Since some early Indian settlers came from Malabar, Tamilnadu and parts of Gujarat to Sumatra, the influence of Indian cuisine on local food culture has been largely restricted to a particular variety of South Indian cuisine. Spices such as black pepper, turmeric, lemongrass, shallot, cinnamon, candlenut, coriander and tamarind were introduced from India from ancient times, and today they have become integral ingredients in Indonesian cuisine.

Obvious manifestations of Indian cuisine in Sumatra are the local Pakora (Bakwan), Roti canai (like a Kerala Parata), Appam, Puttu, Ayam Tandoori (chicken tandoori), Martabak (parata variety), all of which are now an integral part of Sumatran Cuisine. Many local dishes incorporate Rempah, a spice paste or mix similar to Indian Masala.

Unlike in other major cities of Indonesian, Medan does not boast of an authentic “Indian“ restaurant. However, ‘Cahaya Baru’ run by an Indian Indonesian, dishes out 12 varieties of dosas and makes a valiant attempt to serve authentic South Indian food.

Roti Canai

Though Indian cuisine in some form or the other is commonplace in Sumatra as a whole, but unlike the Malay and Chinese culinary traditions, Indian cuisine has not mainstreamed itself into modern day Indonesian cuisine.

One feature of Medanese cuisine (Indonesian as well) is the liberal use of peanuts in several of its dishes, such as satay, gado-gado, karedok, ketoprak, and pecel. This was introduced by the Portuguese and Spanish merchants from Mexico in the 16th century and since then bumbu kacang (peanut sauce) has assumed a central place in local cuisine. Soy sauce is another important ingredient. Kecap asin (salty or common soy sauce) was adopted from Chinese cuisine, however Indonesians developed their own kecap manis (sweet soy sauce) with the generous addition of palm sugar. Since coconuts are abundant in tropical Indonesia, the broad use of coconut milk in Indonesian dishes is not surprising, though its use is not exclusive to this region.

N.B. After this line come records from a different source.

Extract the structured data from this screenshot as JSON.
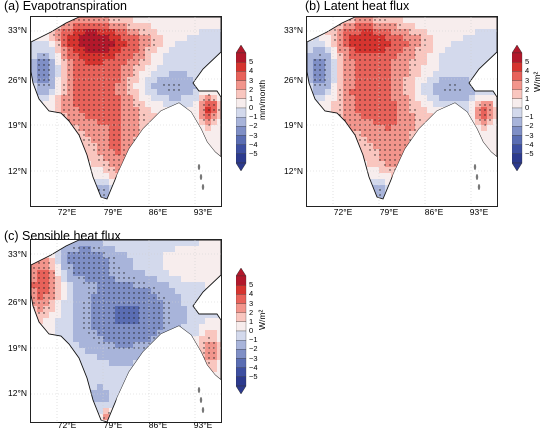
{
  "panels": [
    {
      "id": "a",
      "title": "(a) Evapotranspiration",
      "unit": "mm/month",
      "pattern": "evap",
      "lat_ticks": [
        "33°N",
        "26°N",
        "19°N",
        "12°N"
      ],
      "lon_ticks": [
        "72°E",
        "79°E",
        "86°E",
        "93°E"
      ]
    },
    {
      "id": "b",
      "title": "(b) Latent heat flux",
      "unit": "W/m²",
      "pattern": "latent",
      "lat_ticks": [
        "33°N",
        "26°N",
        "19°N",
        "12°N"
      ],
      "lon_ticks": [
        "72°E",
        "79°E",
        "86°E",
        "93°E"
      ]
    },
    {
      "id": "c",
      "title": "(c) Sensible heat flux",
      "unit": "W/m²",
      "pattern": "sensible",
      "lat_ticks": [
        "33°N",
        "26°N",
        "19°N",
        "12°N"
      ],
      "lon_ticks": [
        "72°E",
        "79°E",
        "86°E",
        "93°E"
      ]
    }
  ],
  "colorbar": {
    "levels": [
      "5",
      "4",
      "3",
      "2",
      "1",
      "0",
      "−1",
      "−2",
      "−3",
      "−4",
      "−5"
    ],
    "colors": [
      "#b2182b",
      "#d6342f",
      "#e8625a",
      "#f2958c",
      "#f9c6bf",
      "#f7eded",
      "#d3d9ec",
      "#a8b4da",
      "#7f8fc6",
      "#5a6db3",
      "#3d4fa1",
      "#2c3a8e"
    ]
  }
}
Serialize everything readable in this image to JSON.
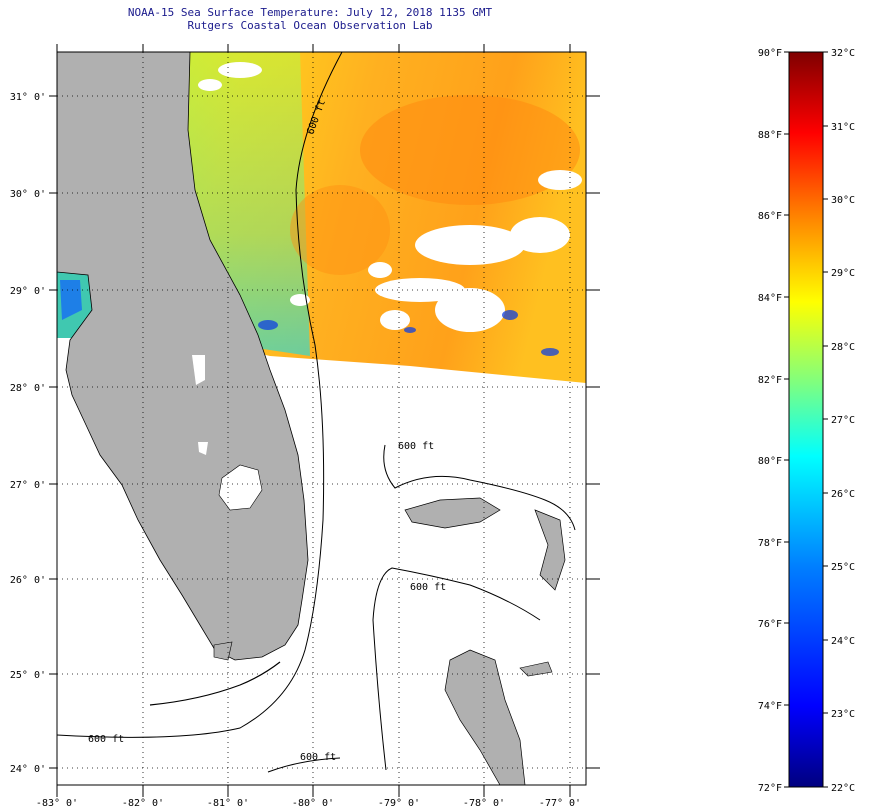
{
  "title": "NOAA-15 Sea Surface Temperature:  July 12, 2018 1135 GMT",
  "subtitle": "Rutgers Coastal Ocean Observation Lab",
  "map": {
    "lon_range": [
      -83,
      -76.8
    ],
    "lat_range": [
      23.85,
      31.45
    ],
    "lat_labels": [
      "24° 0'",
      "25° 0'",
      "26° 0'",
      "27° 0'",
      "28° 0'",
      "29° 0'",
      "30° 0'",
      "31° 0'"
    ],
    "lon_labels": [
      "-83° 0'",
      "-82° 0'",
      "-81° 0'",
      "-80° 0'",
      "-79° 0'",
      "-78° 0'",
      "-77° 0'"
    ],
    "contour_labels": [
      "600 ft",
      "600 ft",
      "600 ft",
      "600 ft",
      "600 ft"
    ],
    "land_color": "#b0b0b0"
  },
  "colorbar": {
    "fahrenheit_labels": [
      "90°F",
      "88°F",
      "86°F",
      "84°F",
      "82°F",
      "80°F",
      "78°F",
      "76°F",
      "74°F",
      "72°F"
    ],
    "celsius_labels": [
      "32°C",
      "31°C",
      "30°C",
      "29°C",
      "28°C",
      "27°C",
      "26°C",
      "25°C",
      "24°C",
      "23°C",
      "22°C"
    ],
    "range_f": [
      72,
      90
    ],
    "range_c": [
      22,
      32
    ],
    "colors": [
      "#00007f",
      "#0000ff",
      "#007fff",
      "#00ffff",
      "#7fff7f",
      "#ffff00",
      "#ff7f00",
      "#ff0000",
      "#7f0000"
    ]
  }
}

Read also: Cultural Sutra: A Bollywood Connect Between India And Indonesia

It would be a sin not to taste Sumatran coffee. Omnipresent in every nook and corner are roadside coffee stalls.

One will be befuddled with options – from the traditional Sumatran black, Kopi Susu Dingin (iced café latte) to Mandheling (local black) and Machete or durian ice coffee.

Don’t be surprised if Medanese people coax you into eating Durian. It’s a Southeast Asia fruit which you either simply love or hate. Its smell is so pungent and overpowering that it’s banned in many hotels or carrying on public transport including aeroplanes.